Brazil’s central bank kept its benchmark rate at a record low for the third straight meeting, as policy makers seek to buoy the country’s economic recovery amid accelerating inflation.
The bank’s board, led by President Alexandre Tombini, left the Selic rate unchanged at 7.25 percent today, as forecast by all 59 economists surveyed by Bloomberg. It removed from the statement language used since October that said it would maintain monetary policy for a “prolonged period of time.” Instead, the board said it would assess “the macroeconomic scenario until its next meeting, to then define the next steps in its monetary policy strategy.”
President Dilma Rousseff’s administration is working to lift the world’s second-largest emerging market out of stagflation, after Brazil eked out 0.9 percent growth last year while price increases run near the top of the central bank’s target range. Even as the government extends tax cuts, lowers energy costs and pledges to lure more investment, economists have cut their 2013 growth forecast to 3.09 percent from as high as 4.50 percent last June.
“The new language means they’ll tighten, they have to if Dilma wants to enter an election year with inflation somewhat under control,” said John Welch, a strategist at CIBC World Markets, said by phone from Toronto. “They have to pack as much as possible into this cycle to be able to ease next year.” The board also said its vote was unanimous.
Swap rates on the contract maturing in July 2013, the most traded in Sao Paulo, fell three basis points, or 0.03 percentage point, to 7.21 percent. The real weakened 0.3 percent to 1.9704 per dollar.
Inflation is at a high level and requires attention, the central bank said in response to a report showing that consumer price increases in January exceeded economists’ expectations for the seventh straight month, jumping 0.86 percent and pushing the annual rate to 6.15 percent. The bank targets inflation of 4.5 percent, plus or minus two percentage points.
After the real fell 9 percent against the U.S. dollar last year, policy makers have allowed the currency to strengthen 4.1 percent this year, the most among 16 major currencies tracked by Bloomberg. A stronger currency can help restrain inflation by making imports cheaper.
Even as officials plan new tax cuts and reduce electricity costs to try and tame price pressures, economists including Henrique Meirelles, former central bank president and current senior adviser for KKR Co. LP, expect inflation to remain close to the upper limit of the target range. Inflation is a “challenge” and will hover from 5.5 percent to 6 percent in 2013, Meirelles told investors March 5 in Rio de Janeiro.
Analysts forecast consumer price increases of 5.70 percent this year, according to the central bank survey of about 100 economists published on March 4.
Latin America’s biggest economy in 2012 expanded at the slowest pace in three years, the national statistics agency said March 1. The government predicts growth will rebound to at least 3 percent this year as the measures it took in 2011 and 2012 start to show effect, Mantega told reporters March 1. Investment, which rose in the fourth quarter for the first time after four consecutive drops, will continue to recover in 2013, he said.
Government officials including Mantega traveled last week to New York and London to drum up $235 billion in infrastructure investment.

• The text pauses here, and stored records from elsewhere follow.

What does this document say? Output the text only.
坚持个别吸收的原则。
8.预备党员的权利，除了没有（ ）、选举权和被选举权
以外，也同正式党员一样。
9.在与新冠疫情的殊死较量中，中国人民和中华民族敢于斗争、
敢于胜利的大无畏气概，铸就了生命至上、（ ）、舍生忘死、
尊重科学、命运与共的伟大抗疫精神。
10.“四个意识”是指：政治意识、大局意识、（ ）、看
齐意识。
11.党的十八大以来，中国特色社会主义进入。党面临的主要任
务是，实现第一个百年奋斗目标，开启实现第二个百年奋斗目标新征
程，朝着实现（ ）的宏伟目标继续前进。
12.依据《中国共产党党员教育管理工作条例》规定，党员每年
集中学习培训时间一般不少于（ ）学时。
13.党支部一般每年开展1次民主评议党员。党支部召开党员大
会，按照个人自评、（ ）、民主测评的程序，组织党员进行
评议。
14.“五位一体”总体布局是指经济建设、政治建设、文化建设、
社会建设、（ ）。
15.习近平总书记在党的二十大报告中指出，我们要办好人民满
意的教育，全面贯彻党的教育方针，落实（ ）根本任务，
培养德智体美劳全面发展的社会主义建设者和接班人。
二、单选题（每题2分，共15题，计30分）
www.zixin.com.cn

Rousseff, who has met one-on-one with 11 businessmen, from billionaire Eike Batista to Banco Santander SA Chairman Emilio Botin, is trying to reverse a slide in confidence that’s behind the world’s second-worst stock slump among major exchanges.
The Bovespa index has fallen 4.9 percent this year, the fifth-worst performance among 94 major stock indexes tracked by Bloomberg worldwide
Companies have seen their profits squeezed by flagging economic activity. Lojas Renner SA (LREN3), Brazil’s biggest clothing retailer, fell the most in a week on Feb. 27 after reporting fourth-quarter net income that trailed analysts’ estimates. ArcelorMittal (MT), the world’s biggest steelmaker, this month joined rival Usinas Siderurgicas de Minas in raising prices in Brazil to recover profit margins reduced by lower growth and increased competition.
‘Last 45 Days’
Consumer demand will continue to propel growth this year, said Italo Lombardi, an economist at Standard Chartered Bank (STAN) in New York, in an interview before today’s decision. Family consumption will be robust, while the service sector is also showing strength, he said.
The shift in policy makers’ language signals that consumer prices have surpassed economic activity as the top concern on central bankers’ minds, according to Marcelo Salomon, the co- head for Latin America economics at Barclays Plc. (BARC)
“Things changed in the last 45 days,” Salomon said in a telephone interview from New York before today’s decision. “They are a lot more hawkish than they were previously. What they are telling the market is that they are willing to hike earlier than they or we thought.”